Jodhpur: The nearly three-decade-old 1998 Kankani blackbuck poaching case involving Bollywood actor Salman Khan witnessed a significant development on Monday after the Rajasthan High Court announced a change in the bench hearing the matter.
Justice Baljinder Singh Sandhu, who had been presiding over the appeals related to the case, recused himself from further hearing.
Following his decision to step aside, the matter will now be placed before a newly constituted bench for continued proceedings.
The High Court had been scheduled to hear simultaneously Salman Khan’s criminal appeal challenging his 2018 conviction and five-year sentence, along with the Rajasthan government’s leave to appeal against the acquittal of the co-accused in the same case.
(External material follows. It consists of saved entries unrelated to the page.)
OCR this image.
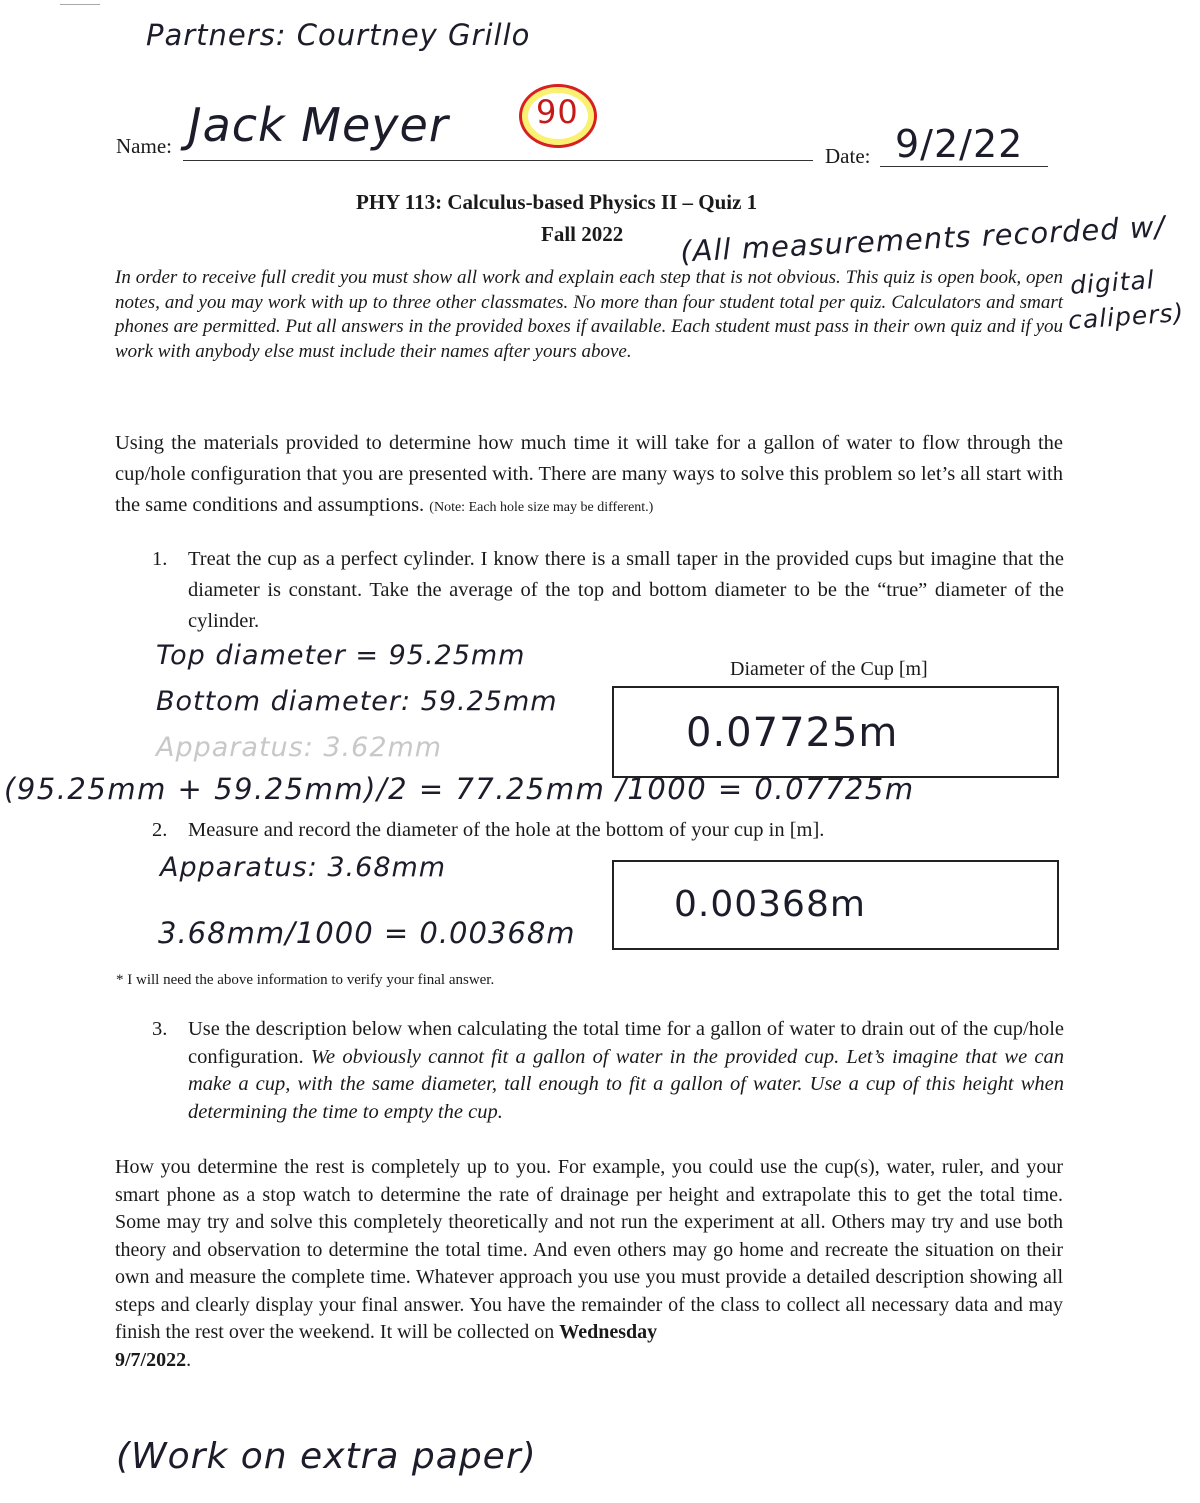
Partners: Courtney Grillo
90
Name: Jack Meyer
Date: 9/2/22
PHY 113: Calculus-based Physics II – Quiz 1
Fall 2022 (All measurements recorded w/
digital
calipers)

In order to receive full credit you must show all work and explain each step that is not obvious. This quiz is open book, open notes, and you may work with up to three other classmates. No more than four student total per quiz. Calculators and smart phones are permitted. Put all answers in the provided boxes if available. Each student must pass in their own quiz and if you work with anybody else must include their names after yours above.

Using the materials provided to determine how much time it will take for a gallon of water to flow through the cup/hole configuration that you are presented with. There are many ways to solve this problem so let’s all start with the same conditions and assumptions. (Note: Each hole size may be different.)

1. Treat the cup as a perfect cylinder. I know there is a small taper in the provided cups but imagine that the diameter is constant. Take the average of the top and bottom diameter to be the “true” diameter of the cylinder.
Top diameter = 95.25mm
Bottom diameter: 59.25mm
Apparatus: 3.62mm
Diameter of the Cup [m]
0.07725m
(95.25mm + 59.25mm)/2 = 77.25mm /1000 = 0.07725m
2. Measure and record the diameter of the hole at the bottom of your cup in [m].
Apparatus: 3.68mm
0.00368m
3.68mm/1000 = 0.00368m
* I will need the above information to verify your final answer.
3. Use the description below when calculating the total time for a gallon of water to drain out of the cup/hole configuration. We obviously cannot fit a gallon of water in the provided cup. Let’s imagine that we can make a cup, with the same diameter, tall enough to fit a gallon of water. Use a cup of this height when determining the time to empty the cup.

How you determine the rest is completely up to you. For example, you could use the cup(s), water, ruler, and your smart phone as a stop watch to determine the rate of drainage per height and extrapolate this to get the total time. Some may try and solve this completely theoretically and not run the experiment at all. Others may try and use both theory and observation to determine the total time. And even others may go home and recreate the situation on their own and measure the complete time. Whatever approach you use you must provide a detailed description showing all steps and clearly display your final answer. You have the remainder of the class to collect all necessary data and may finish the rest over the weekend. It will be collected on Wednesday
9/7/2022.

(Work on extra paper)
Earlier, Justice Manoj Kumar Garg had directed that both matters be tagged and listed together to ensure that they were adjudicated simultaneously.
However, due to procedural developments and the recent recusal, the hearing will now continue before a different bench once the matter is formally reassigned and relisted.
The case dates back to 1998, during the shooting of the Hindi film Hum Saath-Saath Hain near Kankani village in Jodhpur district. Salman Khan and his co-actors were accused of hunting two blackbucks, a species protected under the Wildlife (Protection) Act, 1972.
On April 5, 2018, the Chief Judicial Magistrate Court in Jodhpur convicted Salman Khan and sentenced him to five years’ imprisonment. He was later granted bail and subsequently challenged the conviction before the Rajasthan High Court.
In the same 2018 judgment, the trial court acquitted the co-accused, including Saif Ali Khan, Sonali Bendre, Tabu, Neelam, and Dushyant Singh, granting them the benefit of the doubt due to insufficient evidence.
The Rajasthan government thereafter filed a leave petition seeking permission to challenge their acquittal. In previous proceedings, Salman Khan had also moved a transfer plea requesting that both his appeal and the state government’s appeal be heard together to avoid conflicting judgments.
The High Court had accepted this request and ordered that the matters be listed jointly. With Justice Sandhu’s recusal, the case now awaits allocation to a new bench, which will determine the schedule for further hearings.
The latest development adds another chapter to one of Rajasthan’s most high-profile criminal cases, which has remained under judicial scrutiny for nearly three decades.
The fresh bench of the Rajasthan High Court will now decide the course of the appeals in the coming hearings.